Cariprazine, approved and marketed as Vraylar to treat schizophrenia, met primary efficacy endpoints in a pivotal phase 3 study in 488 patients with bipolar I disorder, Richter said.

Data evaluated on the Montgomery-Asberg Depression Rating Scale (MADRS) showed significantly alleviated depressive episodes in the cariprazine arm than the placebo arm, Richter said. The study proved efficacy for both the 1.5 mg and 3 mg doses.

"We consider today's positive results a major milestone in making this promising treatment option available for patients suffering from bipolar depression and in widening the therapeutic scope of cariprazine," said István Greiner, Gedeon Richter’s research director.
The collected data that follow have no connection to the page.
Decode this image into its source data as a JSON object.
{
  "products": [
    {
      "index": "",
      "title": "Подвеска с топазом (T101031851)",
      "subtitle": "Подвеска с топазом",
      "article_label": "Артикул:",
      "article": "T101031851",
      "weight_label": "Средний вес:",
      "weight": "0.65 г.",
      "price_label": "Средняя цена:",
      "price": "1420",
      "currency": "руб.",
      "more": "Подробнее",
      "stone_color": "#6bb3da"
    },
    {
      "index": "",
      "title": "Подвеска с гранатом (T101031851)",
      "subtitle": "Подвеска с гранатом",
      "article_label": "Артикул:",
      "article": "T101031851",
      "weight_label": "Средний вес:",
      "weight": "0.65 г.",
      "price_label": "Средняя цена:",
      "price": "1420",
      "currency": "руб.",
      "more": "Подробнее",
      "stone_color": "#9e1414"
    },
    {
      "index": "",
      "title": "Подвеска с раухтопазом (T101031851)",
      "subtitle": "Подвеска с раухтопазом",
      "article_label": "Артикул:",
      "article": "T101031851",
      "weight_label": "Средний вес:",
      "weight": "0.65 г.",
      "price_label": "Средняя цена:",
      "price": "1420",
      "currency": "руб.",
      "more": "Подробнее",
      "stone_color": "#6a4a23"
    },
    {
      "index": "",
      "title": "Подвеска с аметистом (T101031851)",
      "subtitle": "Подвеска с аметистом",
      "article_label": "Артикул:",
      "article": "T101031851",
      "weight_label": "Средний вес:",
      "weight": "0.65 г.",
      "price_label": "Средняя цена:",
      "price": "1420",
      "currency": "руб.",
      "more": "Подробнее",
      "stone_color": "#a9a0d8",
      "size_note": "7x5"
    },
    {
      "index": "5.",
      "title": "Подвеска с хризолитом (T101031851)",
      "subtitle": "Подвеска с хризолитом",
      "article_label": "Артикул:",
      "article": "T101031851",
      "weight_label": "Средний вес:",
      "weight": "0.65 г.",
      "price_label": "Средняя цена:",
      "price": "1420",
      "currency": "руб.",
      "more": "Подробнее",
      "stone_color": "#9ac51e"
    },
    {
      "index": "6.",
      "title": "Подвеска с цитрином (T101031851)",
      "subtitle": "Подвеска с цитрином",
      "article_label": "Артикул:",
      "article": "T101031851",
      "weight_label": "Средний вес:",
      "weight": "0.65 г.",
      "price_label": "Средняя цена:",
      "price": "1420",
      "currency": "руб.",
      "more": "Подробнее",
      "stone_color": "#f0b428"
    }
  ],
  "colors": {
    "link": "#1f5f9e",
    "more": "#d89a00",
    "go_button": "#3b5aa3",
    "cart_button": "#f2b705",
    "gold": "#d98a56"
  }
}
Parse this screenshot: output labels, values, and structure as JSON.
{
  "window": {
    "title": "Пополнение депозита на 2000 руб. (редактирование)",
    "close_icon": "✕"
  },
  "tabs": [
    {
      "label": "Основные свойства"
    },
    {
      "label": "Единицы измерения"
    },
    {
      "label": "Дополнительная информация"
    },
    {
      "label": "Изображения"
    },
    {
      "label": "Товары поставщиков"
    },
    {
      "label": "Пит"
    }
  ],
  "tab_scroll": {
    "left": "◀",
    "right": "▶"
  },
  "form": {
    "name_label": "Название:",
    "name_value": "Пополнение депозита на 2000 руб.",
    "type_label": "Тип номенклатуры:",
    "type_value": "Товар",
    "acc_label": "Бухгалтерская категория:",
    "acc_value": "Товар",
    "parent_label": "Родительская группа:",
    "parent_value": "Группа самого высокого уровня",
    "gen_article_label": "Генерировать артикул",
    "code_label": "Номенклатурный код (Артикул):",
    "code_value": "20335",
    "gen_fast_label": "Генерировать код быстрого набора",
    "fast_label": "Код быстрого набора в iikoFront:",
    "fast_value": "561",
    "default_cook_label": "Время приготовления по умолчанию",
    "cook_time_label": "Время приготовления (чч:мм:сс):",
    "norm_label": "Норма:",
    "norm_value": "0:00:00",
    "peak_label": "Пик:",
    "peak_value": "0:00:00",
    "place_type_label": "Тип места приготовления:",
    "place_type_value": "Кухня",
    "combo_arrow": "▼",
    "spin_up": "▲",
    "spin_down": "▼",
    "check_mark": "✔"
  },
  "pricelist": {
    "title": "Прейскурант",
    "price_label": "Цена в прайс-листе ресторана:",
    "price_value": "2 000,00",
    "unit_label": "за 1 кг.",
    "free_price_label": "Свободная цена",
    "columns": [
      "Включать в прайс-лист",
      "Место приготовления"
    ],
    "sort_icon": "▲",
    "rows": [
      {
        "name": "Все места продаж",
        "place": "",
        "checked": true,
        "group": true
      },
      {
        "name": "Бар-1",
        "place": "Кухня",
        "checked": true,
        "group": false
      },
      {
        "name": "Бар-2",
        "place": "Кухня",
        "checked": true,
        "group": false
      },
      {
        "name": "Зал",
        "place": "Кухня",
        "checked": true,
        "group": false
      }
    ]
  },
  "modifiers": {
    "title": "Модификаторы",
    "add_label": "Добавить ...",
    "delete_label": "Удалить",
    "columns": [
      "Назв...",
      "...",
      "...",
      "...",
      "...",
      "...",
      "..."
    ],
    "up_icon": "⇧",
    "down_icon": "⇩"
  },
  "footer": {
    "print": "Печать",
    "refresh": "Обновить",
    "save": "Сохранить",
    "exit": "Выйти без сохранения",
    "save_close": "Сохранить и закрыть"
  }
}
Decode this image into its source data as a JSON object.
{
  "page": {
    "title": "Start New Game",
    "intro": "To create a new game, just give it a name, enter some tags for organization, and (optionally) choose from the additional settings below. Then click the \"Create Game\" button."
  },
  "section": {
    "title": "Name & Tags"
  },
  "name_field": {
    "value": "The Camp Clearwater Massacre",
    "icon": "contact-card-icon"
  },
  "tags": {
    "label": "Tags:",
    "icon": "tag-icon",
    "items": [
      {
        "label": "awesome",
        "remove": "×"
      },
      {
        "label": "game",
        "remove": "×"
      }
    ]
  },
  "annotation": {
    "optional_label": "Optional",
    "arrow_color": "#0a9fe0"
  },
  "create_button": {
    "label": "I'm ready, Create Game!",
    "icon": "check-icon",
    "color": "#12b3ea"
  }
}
However, data also showed 5 percent of patients in the cariprazine arm discontinued the study vs. 2.5 percent of those in the placebo arm, the company said.

The most common side effects of sedation, drowsiness, dizziness, akathisia, and nausea were reported twice as frequently by those taking cariprazine as a placebo, the company said.

The drug failed to prove efficacy last year. Despite setbacks, the company said it plans to push forward for the FDA approval with the phase 3 results.

"[The data] provides further support for cariprazine as a potential treatment for adults with bipolar depression. [We] look forward to submitting a supplemental New Drug Application (sNDA) for cariprazine as a treatment option for patients suffering from bipolar I depression," said Allergan’s chief R&D officer David Nicholson.